B-segment sedan becomes cheaper in price thanks to new turbo engine improving fuel economy and lowering CO2 emissions.
When Honda developed today’s Civic and Accord sedans, the Japanese carmaker gave both of them fastback-like profiles so that they can shed some conservatism amid the SUV brouhaha.
But that hasn’t happened in the latest City sedan, seen here in all-new form for the first time ever. Apparently, Honda has been cautious with what it describes as one of its most important models developed for emerging markets.
As ever, the fifth-generation City features a classic three-box silhouette to match other B-segment players like the Mazda 2, Mitsubishi Attrage, Nissan Almera, Suzuki Ciaz and Toyota Yaris Ativ.

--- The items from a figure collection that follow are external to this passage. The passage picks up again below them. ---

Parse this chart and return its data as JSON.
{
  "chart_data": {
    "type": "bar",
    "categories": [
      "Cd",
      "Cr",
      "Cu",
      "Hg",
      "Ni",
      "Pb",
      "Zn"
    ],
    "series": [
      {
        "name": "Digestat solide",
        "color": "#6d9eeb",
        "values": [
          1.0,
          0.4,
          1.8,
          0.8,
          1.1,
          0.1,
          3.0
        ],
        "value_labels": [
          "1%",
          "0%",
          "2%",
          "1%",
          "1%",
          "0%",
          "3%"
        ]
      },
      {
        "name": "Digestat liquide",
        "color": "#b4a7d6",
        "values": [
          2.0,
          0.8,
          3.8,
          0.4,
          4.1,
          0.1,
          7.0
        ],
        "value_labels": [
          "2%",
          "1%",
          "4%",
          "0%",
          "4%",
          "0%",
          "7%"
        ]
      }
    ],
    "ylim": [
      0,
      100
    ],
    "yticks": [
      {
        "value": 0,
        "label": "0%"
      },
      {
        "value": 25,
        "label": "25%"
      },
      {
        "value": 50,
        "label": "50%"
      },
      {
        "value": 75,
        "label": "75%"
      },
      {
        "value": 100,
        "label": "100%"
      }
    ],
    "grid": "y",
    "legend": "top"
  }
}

For the first time, the City comes with the RS package for sporty palates. Like in other models, the City RS has been made special visually with black-coloured bits.
The City’s cabin has been made tidier in design and features a new infotainment system handling various functions and connectivity.
Honda hasn’t revealed any dimensions of the body and details about the mechanical underpinnings yet, although it’s understood to share a platform with the new Jazz that was just launched in Japan last month.
Powering the City is 1.0-litre three-cylinder petrol-turbo engine developing 122hp at 5,500rpm and 173Nm of torque between 2,000-4,500rpm. The CVT automatic has seven-speed manual mode and helps the City achieve 23.8kpl on the combined cycle and less than 100g/km of CO2.
The previous City has 1.5-litre non-turbo motor producing 117hp at 6,000rpm and 146Nm of 4,700. Average fuel consumption was a far lower 17.9kpl and CO2 emissions a higher 133g/km.
So despite its super-evolutionary design, the City’s powertrain has improved by a considerable margin in terms of power, overtaking punch (higher torque), fuel economy and CO2 emissions.
A main reason is Honda’s aspiration to make the City attract Ecocar II rules (the City never was tailored for Ecocar I, unlike the unsuccessful Brio Amaze A-segment sedan). As a result, excise tax for the City has dropped from 20% down to 12%.
So it must be cheaper in price…
Yes it is. The entry-level S trim costs 579,000 baht (10k less), V 609,000 baht (40k less) and SV 665,000 baht (71k less). All have six airbags, with the range-topper getting the most in driver-assist tech. The style-led RS goes for 739,000 baht.
This should be good news for sedan buyers on a budget. Apart from being priced on par with all of its competitors (with only the Almera having turbo tech to match), the new City looks good value with strong brand credentials.